Not only is she adamant about advocating for herself, but she insists on being spoken to directly by members of the medical profession. “I can understand what they are saying,” she says, “and I don’t appreciate being spoken about in the third person as if I can’t take in the diagnosis, or as if I’m not there.”

In theory, I would like to support Mom 100 percent in these views. That’s because I can empathize with her desire to be her own advocate. And I can completely understand how diminished she must feel when some doctors address me instead of her when I accompany Mom to a medical appointment. When that happens, Mom is correct to see this as undermining her dignity.

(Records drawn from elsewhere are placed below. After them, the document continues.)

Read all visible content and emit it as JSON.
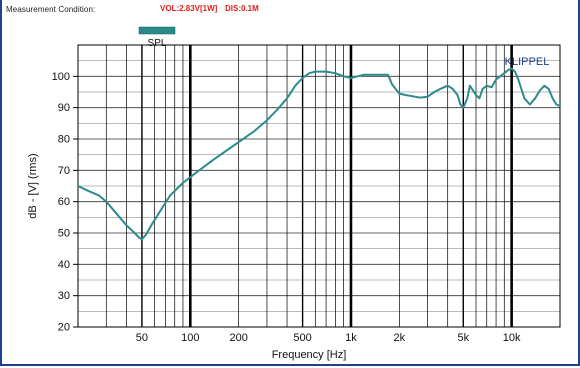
{
  "header": {
    "condition_label": "Measurement Condition:",
    "voltage": "VOL:2.83V[1W]",
    "distance": "DIS:0.1M"
  },
  "colors": {
    "curve": "#2e8b8b",
    "legend_swatch": "#2a8a8a",
    "grid_major": "#000000",
    "grid_minor": "#555555",
    "brand": "#1f3f8f",
    "header_value": "#e0201a"
  },
  "chart_data": {
    "type": "line",
    "xscale": "log",
    "ylabel": "dB - [V]  (rms)",
    "xlabel": "Frequency [Hz]",
    "brand": "KLIPPEL",
    "xlim": [
      20,
      20000
    ],
    "ylim": [
      20,
      110
    ],
    "yticks": [
      20,
      30,
      40,
      50,
      60,
      70,
      80,
      90,
      100
    ],
    "xticks": [
      {
        "value": 50,
        "label": "50"
      },
      {
        "value": 100,
        "label": "100"
      },
      {
        "value": 200,
        "label": "200"
      },
      {
        "value": 500,
        "label": "500"
      },
      {
        "value": 1000,
        "label": "1k"
      },
      {
        "value": 2000,
        "label": "2k"
      },
      {
        "value": 5000,
        "label": "5k"
      },
      {
        "value": 10000,
        "label": "10k"
      }
    ],
    "series": [
      {
        "name": "SPL",
        "x": [
          20,
          23,
          27,
          30,
          35,
          40,
          45,
          48,
          50,
          53,
          58,
          65,
          75,
          90,
          110,
          140,
          170,
          200,
          250,
          300,
          350,
          400,
          450,
          500,
          550,
          600,
          650,
          700,
          800,
          900,
          1000,
          1100,
          1200,
          1300,
          1400,
          1500,
          1700,
          1800,
          2000,
          2200,
          2500,
          2700,
          3000,
          3300,
          3600,
          4000,
          4300,
          4600,
          4800,
          5000,
          5300,
          5500,
          6000,
          6300,
          6600,
          7000,
          7500,
          8000,
          8500,
          9000,
          9500,
          10000,
          10500,
          11000,
          12000,
          13000,
          14000,
          15000,
          16000,
          17000,
          18000,
          19000,
          20000
        ],
        "y": [
          65,
          63.5,
          62,
          60,
          56,
          52.5,
          50,
          48.5,
          48,
          49.5,
          53,
          57,
          62,
          66,
          69.5,
          73.5,
          76.5,
          79,
          82.5,
          86,
          89.5,
          93,
          97,
          99.5,
          101,
          101.5,
          101.5,
          101.5,
          101,
          100,
          99.5,
          100,
          100.5,
          100.5,
          100.5,
          100.5,
          100.5,
          97.5,
          94.5,
          94,
          93.5,
          93.2,
          93.5,
          95,
          96,
          97,
          96,
          94,
          91,
          90,
          93,
          97,
          94,
          93,
          96,
          97,
          96.5,
          99,
          100,
          101,
          102,
          102.5,
          101.5,
          99,
          93,
          91,
          93,
          95.5,
          97,
          96,
          93,
          91,
          90.5
        ]
      }
    ]
  }
}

If only dignity were the sole factor here, it would be easy to concur completely with Mom on this. But unfortunately, it’s often not just a question of dignity. When her safety is on the line, it becomes an entirely different affair.

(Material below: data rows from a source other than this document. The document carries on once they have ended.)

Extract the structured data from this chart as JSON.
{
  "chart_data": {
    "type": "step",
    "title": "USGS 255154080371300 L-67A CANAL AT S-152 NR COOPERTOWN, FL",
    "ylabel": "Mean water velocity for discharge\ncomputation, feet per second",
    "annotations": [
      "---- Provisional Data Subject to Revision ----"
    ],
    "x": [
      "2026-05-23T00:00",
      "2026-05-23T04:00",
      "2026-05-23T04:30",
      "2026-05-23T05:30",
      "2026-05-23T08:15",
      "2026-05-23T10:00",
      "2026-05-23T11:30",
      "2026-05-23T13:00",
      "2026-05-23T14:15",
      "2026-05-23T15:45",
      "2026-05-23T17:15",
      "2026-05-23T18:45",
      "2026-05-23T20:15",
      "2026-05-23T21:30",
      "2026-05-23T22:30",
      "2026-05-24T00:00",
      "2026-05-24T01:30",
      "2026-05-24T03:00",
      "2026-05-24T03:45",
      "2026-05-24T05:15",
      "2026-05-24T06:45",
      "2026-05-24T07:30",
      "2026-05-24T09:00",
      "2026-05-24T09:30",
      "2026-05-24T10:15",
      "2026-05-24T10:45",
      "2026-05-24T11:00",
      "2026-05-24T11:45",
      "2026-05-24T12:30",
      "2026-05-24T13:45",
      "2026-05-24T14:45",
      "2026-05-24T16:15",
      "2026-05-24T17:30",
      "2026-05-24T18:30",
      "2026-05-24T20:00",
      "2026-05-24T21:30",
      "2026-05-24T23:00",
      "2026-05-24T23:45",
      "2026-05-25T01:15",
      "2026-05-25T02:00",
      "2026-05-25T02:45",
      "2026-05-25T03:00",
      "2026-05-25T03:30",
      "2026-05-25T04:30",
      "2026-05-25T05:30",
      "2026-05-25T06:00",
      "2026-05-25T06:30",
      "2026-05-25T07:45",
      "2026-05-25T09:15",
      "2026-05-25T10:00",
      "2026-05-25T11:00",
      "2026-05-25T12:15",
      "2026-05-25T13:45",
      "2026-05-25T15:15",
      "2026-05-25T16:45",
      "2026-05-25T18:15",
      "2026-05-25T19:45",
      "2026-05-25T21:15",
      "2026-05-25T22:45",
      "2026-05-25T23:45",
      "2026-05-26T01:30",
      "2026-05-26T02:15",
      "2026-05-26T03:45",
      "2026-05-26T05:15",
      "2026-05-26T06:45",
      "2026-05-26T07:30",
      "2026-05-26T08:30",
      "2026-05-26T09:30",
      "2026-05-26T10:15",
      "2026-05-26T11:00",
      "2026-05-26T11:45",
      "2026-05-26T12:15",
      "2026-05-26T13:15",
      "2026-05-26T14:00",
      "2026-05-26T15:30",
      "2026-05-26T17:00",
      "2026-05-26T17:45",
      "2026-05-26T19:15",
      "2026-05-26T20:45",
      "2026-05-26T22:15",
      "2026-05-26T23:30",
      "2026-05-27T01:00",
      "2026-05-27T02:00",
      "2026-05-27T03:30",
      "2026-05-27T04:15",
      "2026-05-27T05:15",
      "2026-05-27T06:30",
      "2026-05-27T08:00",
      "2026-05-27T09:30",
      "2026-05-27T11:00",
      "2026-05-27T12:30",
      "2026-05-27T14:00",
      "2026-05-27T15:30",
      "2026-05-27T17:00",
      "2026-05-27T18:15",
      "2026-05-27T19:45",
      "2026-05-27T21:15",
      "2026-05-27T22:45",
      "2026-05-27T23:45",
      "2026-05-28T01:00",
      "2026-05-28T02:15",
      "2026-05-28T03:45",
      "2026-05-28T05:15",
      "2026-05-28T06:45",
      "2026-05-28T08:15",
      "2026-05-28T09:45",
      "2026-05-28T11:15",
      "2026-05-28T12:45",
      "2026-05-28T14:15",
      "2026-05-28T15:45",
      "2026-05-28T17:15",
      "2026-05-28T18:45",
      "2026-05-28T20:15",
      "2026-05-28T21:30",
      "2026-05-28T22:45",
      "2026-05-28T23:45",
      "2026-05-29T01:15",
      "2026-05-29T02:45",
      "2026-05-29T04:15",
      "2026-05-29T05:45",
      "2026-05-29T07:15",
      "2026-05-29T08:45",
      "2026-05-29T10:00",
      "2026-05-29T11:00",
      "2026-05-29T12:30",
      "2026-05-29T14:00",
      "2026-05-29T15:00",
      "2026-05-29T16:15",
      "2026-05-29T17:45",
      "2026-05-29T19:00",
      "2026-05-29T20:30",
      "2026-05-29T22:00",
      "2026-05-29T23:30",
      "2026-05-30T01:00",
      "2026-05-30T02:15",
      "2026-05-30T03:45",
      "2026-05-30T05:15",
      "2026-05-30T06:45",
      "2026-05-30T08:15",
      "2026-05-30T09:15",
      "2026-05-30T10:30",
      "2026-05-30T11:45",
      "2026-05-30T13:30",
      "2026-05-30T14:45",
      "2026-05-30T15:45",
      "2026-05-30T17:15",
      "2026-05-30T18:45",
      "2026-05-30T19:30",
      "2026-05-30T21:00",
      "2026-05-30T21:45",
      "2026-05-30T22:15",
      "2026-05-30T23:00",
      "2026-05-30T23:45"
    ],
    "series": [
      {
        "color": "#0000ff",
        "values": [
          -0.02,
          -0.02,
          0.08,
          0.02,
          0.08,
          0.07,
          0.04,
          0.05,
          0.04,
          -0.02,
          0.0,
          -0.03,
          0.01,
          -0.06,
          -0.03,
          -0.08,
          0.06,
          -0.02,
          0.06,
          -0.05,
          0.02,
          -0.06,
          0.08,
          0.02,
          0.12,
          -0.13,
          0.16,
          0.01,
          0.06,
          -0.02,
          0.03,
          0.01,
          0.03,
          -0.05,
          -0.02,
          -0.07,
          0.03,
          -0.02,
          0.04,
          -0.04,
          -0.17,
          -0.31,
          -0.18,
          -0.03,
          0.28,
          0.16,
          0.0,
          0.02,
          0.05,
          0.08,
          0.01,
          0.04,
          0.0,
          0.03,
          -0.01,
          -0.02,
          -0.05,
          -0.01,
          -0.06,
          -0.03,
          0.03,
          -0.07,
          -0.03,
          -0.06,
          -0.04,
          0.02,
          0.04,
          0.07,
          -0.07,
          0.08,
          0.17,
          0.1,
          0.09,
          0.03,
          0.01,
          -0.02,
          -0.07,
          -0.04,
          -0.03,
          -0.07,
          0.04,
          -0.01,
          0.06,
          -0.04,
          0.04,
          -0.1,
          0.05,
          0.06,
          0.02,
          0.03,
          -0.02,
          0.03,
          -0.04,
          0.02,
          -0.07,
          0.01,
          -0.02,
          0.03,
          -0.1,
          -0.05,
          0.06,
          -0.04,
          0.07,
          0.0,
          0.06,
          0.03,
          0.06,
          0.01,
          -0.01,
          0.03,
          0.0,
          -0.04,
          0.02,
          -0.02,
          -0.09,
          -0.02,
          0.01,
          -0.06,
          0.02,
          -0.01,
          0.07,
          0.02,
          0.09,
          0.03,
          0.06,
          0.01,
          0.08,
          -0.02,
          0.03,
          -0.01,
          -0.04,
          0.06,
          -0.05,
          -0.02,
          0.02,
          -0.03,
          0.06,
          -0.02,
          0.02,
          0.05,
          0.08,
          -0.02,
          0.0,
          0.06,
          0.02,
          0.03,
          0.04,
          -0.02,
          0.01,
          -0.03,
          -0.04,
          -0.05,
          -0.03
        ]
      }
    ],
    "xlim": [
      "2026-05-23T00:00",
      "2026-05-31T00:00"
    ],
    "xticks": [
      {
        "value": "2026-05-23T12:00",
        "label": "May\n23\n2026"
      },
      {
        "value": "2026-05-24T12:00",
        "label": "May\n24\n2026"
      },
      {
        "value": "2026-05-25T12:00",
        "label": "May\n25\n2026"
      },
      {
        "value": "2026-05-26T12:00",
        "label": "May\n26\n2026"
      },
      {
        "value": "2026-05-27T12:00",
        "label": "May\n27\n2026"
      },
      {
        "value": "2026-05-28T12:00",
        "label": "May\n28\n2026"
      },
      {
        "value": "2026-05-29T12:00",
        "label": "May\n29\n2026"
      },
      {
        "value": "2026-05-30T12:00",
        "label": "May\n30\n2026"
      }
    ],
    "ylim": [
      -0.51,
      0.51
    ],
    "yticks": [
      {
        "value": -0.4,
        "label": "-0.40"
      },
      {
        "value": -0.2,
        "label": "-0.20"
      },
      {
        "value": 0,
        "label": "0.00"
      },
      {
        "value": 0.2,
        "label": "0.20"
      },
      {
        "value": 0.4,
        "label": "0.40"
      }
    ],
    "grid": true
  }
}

The trouble is, Mom does not always provide all of the information the doctor needs to evaluate a problem fully. Occasionally, this occurs because she doesn’t see the significance of some information, or she has simply forgotten a fact or two. At other times it seems she is trying to please the doctor by giving an answer she thinks might be expected or impressive. And then there are the times when Mom wants to make a case for being seen as more independent than she can possibly be. Finally, on at least one occasion, it was clear Mom just did not want to hear a daunting diagnosis of a problem that she already knows is significant.

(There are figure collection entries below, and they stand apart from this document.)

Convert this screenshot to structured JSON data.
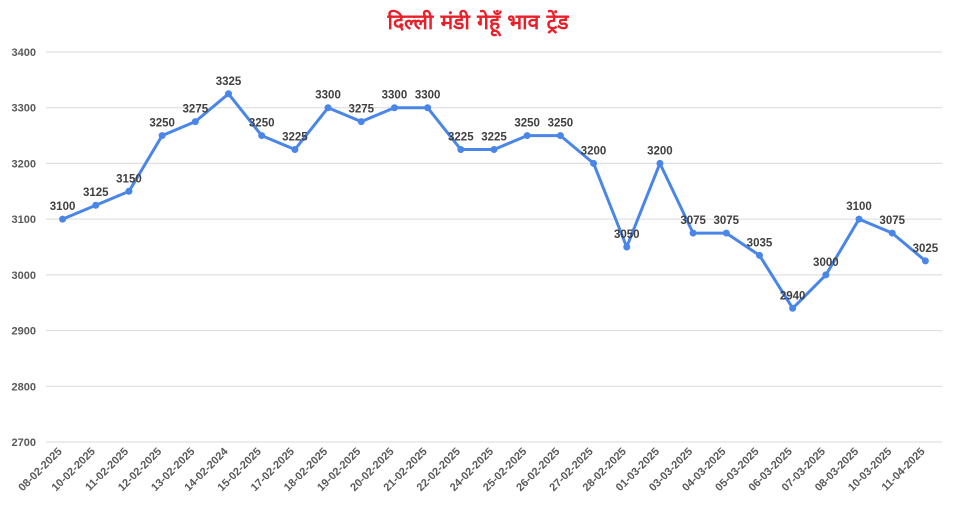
{
  "chart_data": {
    "type": "line",
    "title": "दिल्ली मंडी गेहूँ भाव ट्रेंड",
    "xlabel": "",
    "ylabel": "",
    "ylim": [
      2700,
      3400
    ],
    "yticks": [
      2700,
      2800,
      2900,
      3000,
      3100,
      3200,
      3300,
      3400
    ],
    "grid": true,
    "line_color": "#4a86e8",
    "title_color": "#e8202a",
    "categories": [
      "08-02-2025",
      "10-02-2025",
      "11-02-2025",
      "12-02-2025",
      "13-02-2025",
      "14-02-2024",
      "15-02-2025",
      "17-02-2025",
      "18-02-2025",
      "19-02-2025",
      "20-02-2025",
      "21-02-2025",
      "22-02-2025",
      "24-02-2025",
      "25-02-2025",
      "26-02-2025",
      "27-02-2025",
      "28-02-2025",
      "01-03-2025",
      "03-03-2025",
      "04-03-2025",
      "05-03-2025",
      "06-03-2025",
      "07-03-2025",
      "08-03-2025",
      "10-03-2025",
      "11-04-2025"
    ],
    "values": [
      3100,
      3125,
      3150,
      3250,
      3275,
      3325,
      3250,
      3225,
      3300,
      3275,
      3300,
      3300,
      3225,
      3225,
      3250,
      3250,
      3200,
      3050,
      3200,
      3075,
      3075,
      3035,
      2940,
      3000,
      3100,
      3075,
      3025
    ]
  }
}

Despite my desire to see Mom retain her dignity and speak for herself, it becomes impossible for me to stay mum when Mom delivers information so incomplete or skewed that it seems likely this will leave her open to a misdiagnosis or practical risks. And all too often, it’s right in the doctor’s office that the conflicting desires to honor Mom’s wishes versus the necessity to keep her safe are at war in my heart — while I must simultaneously present a diplomatic front to all concerned.

I’ve learned to lead doctors to address Mom directly by refusing to speak of her in the third person myself. And I know how to cue Mom to add information herself, by saying, “Maybe you’d like to tell the doctor about another time you had problems with this.” Or I’ve jogged her memory by saying, “Do you remember the last time you had an issue with that?” But when Mom wishes to hide some information or contradicts facts I know to be true, there is no choice but to deliver the facts myself, or to signal the doctor to chat with me alone.

Inevitably, my speaking for Mom draws some ire. Because I understand her frustration, it is easy to feel rotten about stepping over the line she has drawn. At these times, the only means to quelling mixed feelings is to remember that it is actually more caring to upset Mom than to sit on the sidelines and knowingly allow her safety to become compromised.